How Long Can Unified Multimodal Models Generate Images Reliably? Taming Long-Horizon Interleaved Image Generation via Context Curation

This paper introduces UniLongGen, a training-free inference strategy that improves long-horizon interleaved image generation by dynamically curating context to discard accumulated visual noise, thereby overcoming the reliability collapse caused by dense visual token interference in unified multimodal models.

Haoyu Chen, Qing Liu, Yuqian Zhou, He Zhang, Zhaowen Wang, Mengwei Ren, Jingjing Ren, Xiang Wang, Zhe Lin, Lei Zhu

Published 2026-03-10
📖 5 min read🧠 Deep dive

Imagine you are a master storyteller who can also draw. You want to tell a long, epic story where you write a paragraph, draw a picture, write another paragraph, draw another picture, and keep going for 40 or 50 turns.

This is what Unified Multimodal Models (AI that handles both text and images) are trying to do. But there's a big problem: The longer the story gets, the worse the drawings become.

By the time the AI reaches the 20th picture, the characters start looking like melted wax, the style changes randomly, and the story makes no sense. It's like a painter who starts with a masterpiece but, after 20 paintings, can't remember what the main character looks like anymore.

This paper, UniLongGen, figures out why this happens and gives the AI a simple trick to fix it.

The Problem: The "Cluttered Desk" Effect

Usually, when AI fails at long tasks, we think it's because it's "forgetting" things (like running out of memory). The authors say: No, that's not it.

Think of the AI's memory like a desk where it keeps all the reference photos and notes for the story.

  • Text is like notes: If you have 1,000 pages of notes, the AI might get a little confused, but it can still find the right one.
  • Images are like giant posters: Every time the AI draws a picture, it adds a massive, high-resolution poster to the desk.

The Real Issue:
When you have 20 posters on your desk, they start fighting for your attention. The AI looks at the current task ("Draw a cat") and gets distracted by a random poster from 15 turns ago that happens to have a blurry shape that looks slightly like a cat.

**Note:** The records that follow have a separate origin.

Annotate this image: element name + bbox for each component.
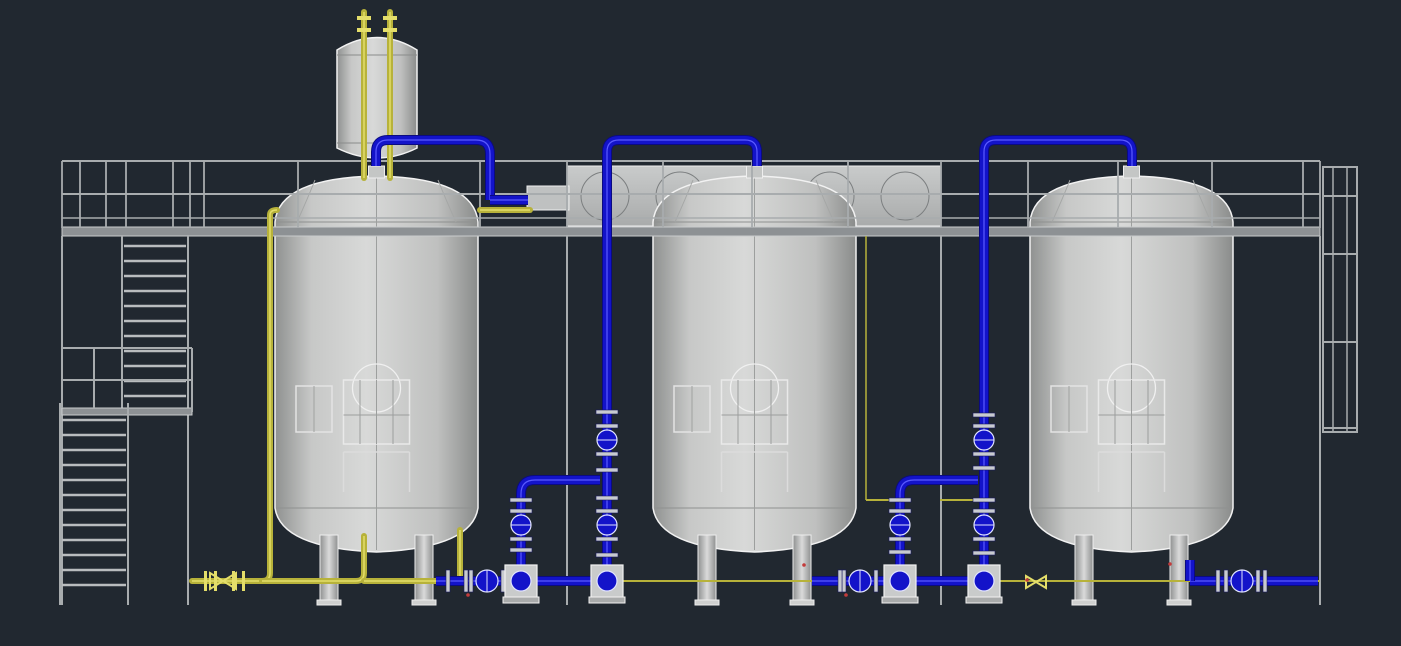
leg-base-plate [1166,599,1192,606]
flange-icon [972,451,996,457]
top-nozzle [368,165,385,179]
flange-icon [595,536,619,542]
vessel-group [274,165,1234,553]
pump-volute [973,570,995,592]
pump-icon [588,564,626,604]
pump-volute [889,570,911,592]
flange-icon [595,552,619,558]
flange-icon [1223,569,1229,593]
flange-icon [468,569,474,593]
flange-icon [500,569,506,593]
flange-icon [595,423,619,429]
pump-base [881,596,919,604]
utility-riser-left [189,207,280,584]
leg-base-plate [1071,599,1097,606]
flange-icon [509,547,533,553]
cad-model-viewport[interactable] [0,0,1401,646]
flange-icon [445,569,451,593]
flange-icon [204,571,207,591]
utility-riser-left-highlight [192,209,278,582]
flange-icon [837,569,843,593]
flange-icon [1215,569,1221,593]
vessel-3 [1029,165,1234,553]
flange-icon [1262,569,1268,593]
flange-icon [509,508,533,514]
flange-icon [972,497,996,503]
pump-volute [596,570,618,592]
leg-base-plate [694,599,720,606]
flange-icon [972,412,996,418]
support-leg [414,534,434,606]
flange-icon [357,28,371,32]
pump-base [502,596,540,604]
landing-handrail [61,347,193,412]
flange-icon [972,465,996,471]
support-leg [1074,534,1094,606]
flange-icon [463,569,469,593]
flange-icon [214,571,217,591]
leg-base-plate [316,599,342,606]
support-leg [792,534,812,606]
pump-icon [502,564,540,604]
pump-volute [510,570,532,592]
flange-icon [357,16,371,20]
flange-icon [595,508,619,514]
instrument-marker [466,593,470,597]
leg-base-plate [411,599,437,606]
flange-icon [972,550,996,556]
flange-icon [383,28,397,32]
flange-icon [242,571,245,591]
flange-icon [595,409,619,415]
leg-base-plate [789,599,815,606]
flange-icon [888,536,912,542]
pump-icon [881,564,919,604]
top-nozzle [1123,165,1140,179]
pump-icon [965,564,1003,604]
instrument-marker [1025,578,1029,582]
flange-icon [972,508,996,514]
vessel-2 [652,165,857,553]
flange-icon [509,536,533,542]
flange-icon [232,571,235,591]
support-leg [319,534,339,606]
top-nozzle [746,165,763,179]
flange-icon [595,495,619,501]
pump-base [965,596,1003,604]
flange-icon [383,16,397,20]
pump-base [588,596,626,604]
instrument-marker [1168,562,1172,566]
flange-icon [888,497,912,503]
process-plant-elevation-drawing [59,9,1358,606]
platform-deck-beam [61,226,1321,237]
flange-icon [873,569,879,593]
flange-icon [888,508,912,514]
flange-icon [972,423,996,429]
flange-icon [972,536,996,542]
flange-icon [1255,569,1261,593]
vessel-1 [274,165,479,553]
flange-icon [841,569,847,593]
flange-icon [888,549,912,555]
instrument-marker [802,563,806,567]
side-ladder-cage [1322,166,1358,433]
flange-icon [509,497,533,503]
flange-icon [595,467,619,473]
instrument-marker [844,593,848,597]
support-leg [697,534,717,606]
flange-icon [595,451,619,457]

Because the AI is so good at finding patterns, it latches onto these "accidental matches." It's like trying to listen to a friend in a crowded room, but suddenly 20 people start shouting random words that sound kind of like what your friend said. The AI gets hijacked by these "noise" signals, and the drawing goes off the rails.

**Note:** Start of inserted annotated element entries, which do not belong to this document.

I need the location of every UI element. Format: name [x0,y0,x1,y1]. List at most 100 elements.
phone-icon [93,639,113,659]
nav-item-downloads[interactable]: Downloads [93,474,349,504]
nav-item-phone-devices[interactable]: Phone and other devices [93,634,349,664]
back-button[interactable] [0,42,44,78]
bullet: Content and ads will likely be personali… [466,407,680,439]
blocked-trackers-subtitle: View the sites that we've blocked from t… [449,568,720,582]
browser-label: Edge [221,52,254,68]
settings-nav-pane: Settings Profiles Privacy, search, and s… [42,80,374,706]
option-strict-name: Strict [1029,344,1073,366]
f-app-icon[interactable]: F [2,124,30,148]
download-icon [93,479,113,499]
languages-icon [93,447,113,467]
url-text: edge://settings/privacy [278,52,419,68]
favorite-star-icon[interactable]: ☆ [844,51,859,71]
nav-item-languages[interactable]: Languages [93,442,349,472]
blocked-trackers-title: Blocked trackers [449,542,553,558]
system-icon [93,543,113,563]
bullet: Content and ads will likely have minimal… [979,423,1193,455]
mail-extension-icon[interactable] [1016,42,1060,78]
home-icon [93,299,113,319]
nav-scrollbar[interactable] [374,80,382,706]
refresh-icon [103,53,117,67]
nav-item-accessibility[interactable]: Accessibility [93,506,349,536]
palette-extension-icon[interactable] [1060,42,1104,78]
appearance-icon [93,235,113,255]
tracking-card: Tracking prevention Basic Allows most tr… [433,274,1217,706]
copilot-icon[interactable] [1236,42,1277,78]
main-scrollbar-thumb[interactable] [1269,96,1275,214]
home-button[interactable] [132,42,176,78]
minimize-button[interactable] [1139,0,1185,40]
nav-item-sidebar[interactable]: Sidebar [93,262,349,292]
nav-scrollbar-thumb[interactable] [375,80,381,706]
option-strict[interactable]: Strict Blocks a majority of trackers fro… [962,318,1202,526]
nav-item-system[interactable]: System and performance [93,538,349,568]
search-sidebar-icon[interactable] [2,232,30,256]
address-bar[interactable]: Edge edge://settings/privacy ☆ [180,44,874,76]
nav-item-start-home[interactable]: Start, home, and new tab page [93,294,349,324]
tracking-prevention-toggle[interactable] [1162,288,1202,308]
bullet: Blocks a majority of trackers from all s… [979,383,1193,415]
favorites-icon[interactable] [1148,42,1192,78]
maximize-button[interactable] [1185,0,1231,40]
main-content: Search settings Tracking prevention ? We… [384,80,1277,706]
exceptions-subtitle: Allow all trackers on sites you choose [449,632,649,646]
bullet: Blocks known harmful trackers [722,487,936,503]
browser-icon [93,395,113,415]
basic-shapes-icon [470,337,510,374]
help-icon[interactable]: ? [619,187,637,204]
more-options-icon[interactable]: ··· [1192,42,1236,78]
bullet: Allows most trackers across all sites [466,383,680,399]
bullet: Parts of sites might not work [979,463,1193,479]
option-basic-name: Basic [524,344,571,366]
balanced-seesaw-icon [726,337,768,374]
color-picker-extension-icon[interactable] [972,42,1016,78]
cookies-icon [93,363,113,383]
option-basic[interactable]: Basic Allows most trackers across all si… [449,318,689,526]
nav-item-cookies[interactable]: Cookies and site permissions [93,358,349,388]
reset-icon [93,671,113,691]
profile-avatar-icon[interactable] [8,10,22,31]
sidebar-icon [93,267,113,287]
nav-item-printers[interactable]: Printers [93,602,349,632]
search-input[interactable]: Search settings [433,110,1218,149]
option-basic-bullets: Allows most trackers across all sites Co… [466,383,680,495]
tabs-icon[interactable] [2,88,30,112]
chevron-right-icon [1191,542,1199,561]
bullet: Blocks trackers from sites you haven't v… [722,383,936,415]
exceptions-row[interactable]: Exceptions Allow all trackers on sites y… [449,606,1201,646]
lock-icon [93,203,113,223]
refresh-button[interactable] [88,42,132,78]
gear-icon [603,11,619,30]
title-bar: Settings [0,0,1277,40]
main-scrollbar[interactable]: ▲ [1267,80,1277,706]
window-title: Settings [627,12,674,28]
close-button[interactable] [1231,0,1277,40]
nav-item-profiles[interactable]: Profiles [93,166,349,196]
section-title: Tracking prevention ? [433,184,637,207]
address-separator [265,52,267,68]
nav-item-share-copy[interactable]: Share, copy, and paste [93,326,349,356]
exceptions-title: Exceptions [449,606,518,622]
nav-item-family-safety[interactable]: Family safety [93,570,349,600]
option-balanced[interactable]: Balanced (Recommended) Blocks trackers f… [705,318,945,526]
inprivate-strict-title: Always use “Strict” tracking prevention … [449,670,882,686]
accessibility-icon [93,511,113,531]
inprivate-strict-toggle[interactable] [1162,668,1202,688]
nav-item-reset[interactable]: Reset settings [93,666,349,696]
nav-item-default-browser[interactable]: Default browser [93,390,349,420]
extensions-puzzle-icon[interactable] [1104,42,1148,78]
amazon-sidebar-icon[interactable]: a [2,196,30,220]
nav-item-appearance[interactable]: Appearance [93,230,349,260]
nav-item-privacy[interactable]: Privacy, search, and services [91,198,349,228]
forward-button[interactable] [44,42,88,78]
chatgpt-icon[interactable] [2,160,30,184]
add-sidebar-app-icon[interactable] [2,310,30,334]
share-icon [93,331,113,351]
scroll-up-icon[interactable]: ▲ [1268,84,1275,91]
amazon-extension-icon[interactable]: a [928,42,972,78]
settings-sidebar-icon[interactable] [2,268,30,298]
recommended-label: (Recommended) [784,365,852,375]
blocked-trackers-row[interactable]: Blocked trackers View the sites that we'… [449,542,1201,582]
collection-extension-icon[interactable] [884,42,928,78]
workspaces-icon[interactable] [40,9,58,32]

The authors call this "Active Pollution." The old images aren't just fading away; they are actively corrupting the new ones.

The Solution: The "Smart Curator"

The paper proposes a method called UniLongGen. Instead of trying to remember everything (which causes the clutter), the AI learns to curate its memory.

Imagine the AI has a Smart Curator (a helpful assistant) who stands by the desk. Here is how the Curator works:

  1. The "One-Shot" Check: Before drawing the next picture, the Curator quickly glances at the entire history of the story (all the text and all the old pictures).
  2. The "Relevance" Test: The Curator asks the AI: "Which of these old pictures actually helps me draw the NEXT one?"
    • It ignores pictures that are just "there."
    • It ignores pictures that are too old to matter.
    • It picks only the top 4 or 5 most important images that define the character's face or the story's style.
  3. The "Trash Bin" (Crucial Step): This is the most important part. The Curator doesn't just hide the other pictures; it throws them away (removes them from the AI's immediate memory).
    • Why? If you just hide them, the AI might still peek at them and get distracted. If you throw them away, the AI cannot be distracted by them.

The "Two-Layer" Trick

The paper also discovered that the AI brain works in layers, like a factory assembly line:

  • Early Layers: These are good at reading the text instructions ("Draw a cat wearing a hat").
  • Late Layers: These are good at the actual drawing (the pixels and colors).

UniLongGen uses a clever split:

  • For the text instructions, it keeps the relevant text history.
  • For the drawing, it keeps only the relevant image history.
    It doesn't mix them up. It gives the "text brain" the text it needs and the "drawing brain" the pictures it needs, and nothing else.

The Result

By using this "Smart Curator" approach:

  • Quality stays high: The AI can draw 40+ pictures in a row, and the 40th picture looks just as good as the 1st.
  • Characters stay consistent: The main character doesn't turn into a monster halfway through.
  • It's faster: Because the AI isn't trying to look at 1,000 old posters, it works much faster and uses less computer power.

In a Nutshell

Old Way: "Remember everything! Keep every single note and picture we ever made!" -> Result: The desk gets so messy the AI can't work.

UniLongGen Way: "Only keep the 5 most important pictures and the 5 most important notes. Throw the rest in the trash so we don't get distracted." -> Result: The AI stays focused, creative, and consistent for as long as the story goes on.

It's not about having a bigger memory; it's about having a cleaner workspace.